Federal Aviation Administration regulations prohibit pilots from flying or trying to fly an aircraft within eight hours of drinking or if their alcohol concentration is at least 0.04.

“The FAA is investigating allegations that an airline pilot attempted to report for duty while under the influence of alcohol,” the agency said in a statement. “The agency takes these matters seriously.”

JetBlue spokesman Derek Dombrowski said the airline has “a very strict zero-tolerance internal alcohol policy” and has removed the crew member from his duties. He did not reveal what the airline’s policy is; some carriers prohibit pilots from consuming alcohol 12 hours before a flight.

What happens when an airline pilot is arrested for drinking on the job?

The transportation authority in Buffalo said in a statement that NFTA airport police took Clifton into custody after he took the breathalyzer test.
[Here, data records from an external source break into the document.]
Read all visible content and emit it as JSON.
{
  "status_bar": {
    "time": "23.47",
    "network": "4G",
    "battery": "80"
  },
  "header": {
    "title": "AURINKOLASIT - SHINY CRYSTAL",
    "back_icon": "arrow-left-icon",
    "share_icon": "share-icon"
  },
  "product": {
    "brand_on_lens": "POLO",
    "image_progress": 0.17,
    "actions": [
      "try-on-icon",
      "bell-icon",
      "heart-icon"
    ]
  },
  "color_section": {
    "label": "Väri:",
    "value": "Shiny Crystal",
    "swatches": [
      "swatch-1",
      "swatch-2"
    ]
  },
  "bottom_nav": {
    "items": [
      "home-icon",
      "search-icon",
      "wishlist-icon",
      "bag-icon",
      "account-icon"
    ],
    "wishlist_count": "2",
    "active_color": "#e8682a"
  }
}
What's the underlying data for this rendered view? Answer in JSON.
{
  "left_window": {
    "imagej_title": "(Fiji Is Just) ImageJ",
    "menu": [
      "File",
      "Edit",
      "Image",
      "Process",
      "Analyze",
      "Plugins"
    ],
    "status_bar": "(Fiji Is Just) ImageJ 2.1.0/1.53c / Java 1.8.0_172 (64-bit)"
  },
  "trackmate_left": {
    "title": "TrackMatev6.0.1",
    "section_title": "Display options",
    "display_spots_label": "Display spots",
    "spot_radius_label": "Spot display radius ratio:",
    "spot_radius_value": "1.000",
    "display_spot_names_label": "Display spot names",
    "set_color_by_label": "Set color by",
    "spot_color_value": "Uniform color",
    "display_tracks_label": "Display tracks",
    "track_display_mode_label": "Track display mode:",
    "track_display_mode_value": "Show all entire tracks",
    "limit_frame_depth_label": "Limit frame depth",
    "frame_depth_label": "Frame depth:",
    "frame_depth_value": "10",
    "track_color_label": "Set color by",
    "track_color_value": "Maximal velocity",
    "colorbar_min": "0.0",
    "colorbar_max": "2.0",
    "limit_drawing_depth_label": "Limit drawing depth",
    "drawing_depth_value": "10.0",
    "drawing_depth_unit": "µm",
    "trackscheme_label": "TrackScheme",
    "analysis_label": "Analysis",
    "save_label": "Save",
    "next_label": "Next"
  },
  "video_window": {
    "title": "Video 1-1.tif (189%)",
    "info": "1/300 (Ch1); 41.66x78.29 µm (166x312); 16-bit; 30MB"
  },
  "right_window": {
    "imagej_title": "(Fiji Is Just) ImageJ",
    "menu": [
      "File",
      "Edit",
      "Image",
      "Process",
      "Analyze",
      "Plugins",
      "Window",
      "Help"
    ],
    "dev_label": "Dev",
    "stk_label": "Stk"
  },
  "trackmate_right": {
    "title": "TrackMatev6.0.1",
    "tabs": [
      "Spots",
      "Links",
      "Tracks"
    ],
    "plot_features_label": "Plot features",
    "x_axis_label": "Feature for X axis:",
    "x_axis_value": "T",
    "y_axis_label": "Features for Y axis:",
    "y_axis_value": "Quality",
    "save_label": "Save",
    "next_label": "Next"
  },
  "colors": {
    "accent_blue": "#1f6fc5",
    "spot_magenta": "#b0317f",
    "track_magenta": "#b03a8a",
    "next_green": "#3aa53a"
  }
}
It then contacted federal authorities and released him to JetBlue security.

“He may face federal charges,” the statement said.

Clifton’s behavior at a Transportation Security Administration checkpoint, where he didn’t make eye contact or move out of the way when someone else passed by, raised the suspicion to a federal officer, according to a police report that Buffalo TV station WIVB posted online. The officer notified police, who went to the gate where the plane was about to take off just after 6 a.m.

“You know what we say: See something, say something, and he did,” TSA spokeswoman Lisa Farbstein said in an email. “And it was a good thing that he did!”

Police asked Clifton to step onto the jet bridge, where he failed an initial test asking him to follow movement with his eyes. According to the police report, he told officers he had been drinking the night before. After initially saying he had five to six drinks, he later said he had seven to eight.

The pilot had a gun and ammunition in the cockpit, which police confiscated. The police report said the pilot was a participant in the Federal Flight Deck Officer program, which was created after 9/11 to train and arm crew members to defend the flight deck from takeover.

An unruly passenger threatened to ‘put on a show’ in the Orlando airport. He was charged with battery.

The report says that the pilot “exhibited numerous indications of impairment both in his speech and gait.” He was questioned further at police headquarters before an officer gave him a ride back to the airport so he could book a flight home, the report said.

The flight Clifton was supposed to pilot took off four hours and 10 minutes late, according to FlightAware, which tracks flights and airport traffic.

While incidents involving inebriated pilots command headlines, experts say they are relatively rare. The FAA told The Washington Post in 2019 that nearly 117,000 U.S. pilots were tested for alcohol between 2010 and 2018; of those, 99 were found above the legal limit.

Doug Murphy, a Houston defense lawyer, told The Post at the time that an arrest for flying while intoxicated would result in the suspension of a pilot’s flying privileges while a case is investigated.

“In most of those cases, they’re done,” he said.